Lotz, like Lema before him, played with Bateman at Lake Chabot Golf Course in the Oakland hills. During competitive rounds, Bateman would give Lotz hand signals to indicate the type of shot to play. He traveled with Bateman for mixed events with Black players who, unlike Lotz, who is white, were denied PGA access. “When you made a bad decision, he made a story out of it,” Lotz said in 2021. “‘Oh, you short-sided yourself! Oh, you made a bogey out of a birdie putt!’”
Months before his death from a heart attack in 1972, the Northern California PGA honored Bateman. A circulatory illness had limited his mobility, so the Bateman Boys gifted him an electric golf cart. The pioneering instructor has received many posthumous honors, some from organizations he was previously banned from, and two documentaries are in the works.

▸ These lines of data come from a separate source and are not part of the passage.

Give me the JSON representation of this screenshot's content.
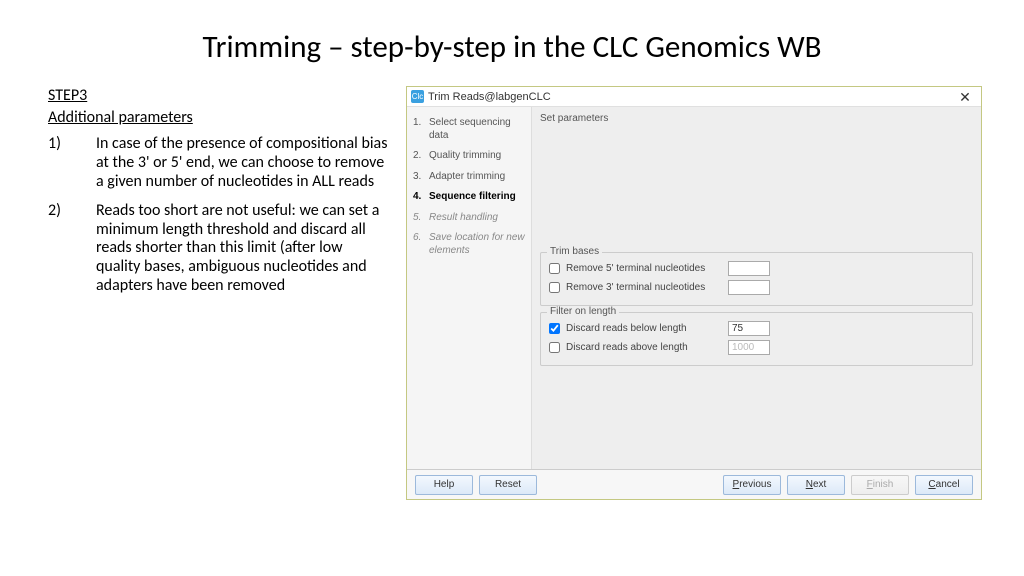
{
  "slide": {
    "title": "Trimming – step-by-step in the CLC Genomics WB",
    "step_label": "STEP3",
    "subtitle": "Additional parameters",
    "items": [
      {
        "num": "1)",
        "text": "In case of the presence of compositional bias at the 3' or 5' end, we can choose to remove a given number of nucleotides in ALL reads"
      },
      {
        "num": "2)",
        "text": "Reads too short are not useful: we can set a minimum length threshold and discard all reads shorter than this limit (after low quality bases, ambiguous nucleotides and adapters have been removed"
      }
    ]
  },
  "dialog": {
    "title": "Trim Reads@labgenCLC",
    "close": "✕",
    "steps": [
      {
        "n": "1.",
        "label": "Select sequencing data"
      },
      {
        "n": "2.",
        "label": "Quality trimming"
      },
      {
        "n": "3.",
        "label": "Adapter trimming"
      },
      {
        "n": "4.",
        "label": "Sequence filtering",
        "active": true
      },
      {
        "n": "5.",
        "label": "Result handling",
        "italic": true
      },
      {
        "n": "6.",
        "label": "Save location for new elements",
        "italic": true
      }
    ],
    "panel_header": "Set parameters",
    "trim_bases": {
      "legend": "Trim bases",
      "remove5_lbl": "Remove 5' terminal nucleotides",
      "remove5_checked": false,
      "remove5_val": "",
      "remove3_lbl": "Remove 3' terminal nucleotides",
      "remove3_checked": false,
      "remove3_val": ""
    },
    "filter_length": {
      "legend": "Filter on length",
      "below_lbl": "Discard reads below length",
      "below_checked": true,
      "below_val": "75",
      "above_lbl": "Discard reads above length",
      "above_checked": false,
      "above_val": "1000"
    },
    "buttons": {
      "help": "Help",
      "reset": "Reset",
      "previous_u": "P",
      "previous_rest": "revious",
      "next_u": "N",
      "next_rest": "ext",
      "finish_u": "F",
      "finish_rest": "inish",
      "cancel_u": "C",
      "cancel_rest": "ancel"
    }
  }
}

After a Sports Illustrated article in the 1960s chronicled Bateman’s work with Lema, curious golfers from across the country came to Oakland for lessons. But Fridays were for playing, and he’d pick up a few kids after school and take them to courses across the Bay Area.
“He’s gonna pick me!” Coffey remembers hoping, before his game was polished enough to play 18 holes. “He picked me all right … to cut that grass.
“This game is so beautiful,” Coffey continued, looking over the South Course at Corica Park. “You meet so many good people. These courses, you can eat off them.”
Coffey was eventually picked.
At Castlemont High School, he was the only Black kid to compete in the Oakland Athletic League championships at Lake Chabot. “Golf to us was a sissy sport,” he recalls the perception being among friends. He laments the violence today in Oakland, bringing up the recent story of a mother killed by a stray bullet while sleeping in her own home. He hopes coaches like Bateman can get kids off the street and onto golf courses.
“They need to get that frustration out,” he said, “and you’ll see the talent.”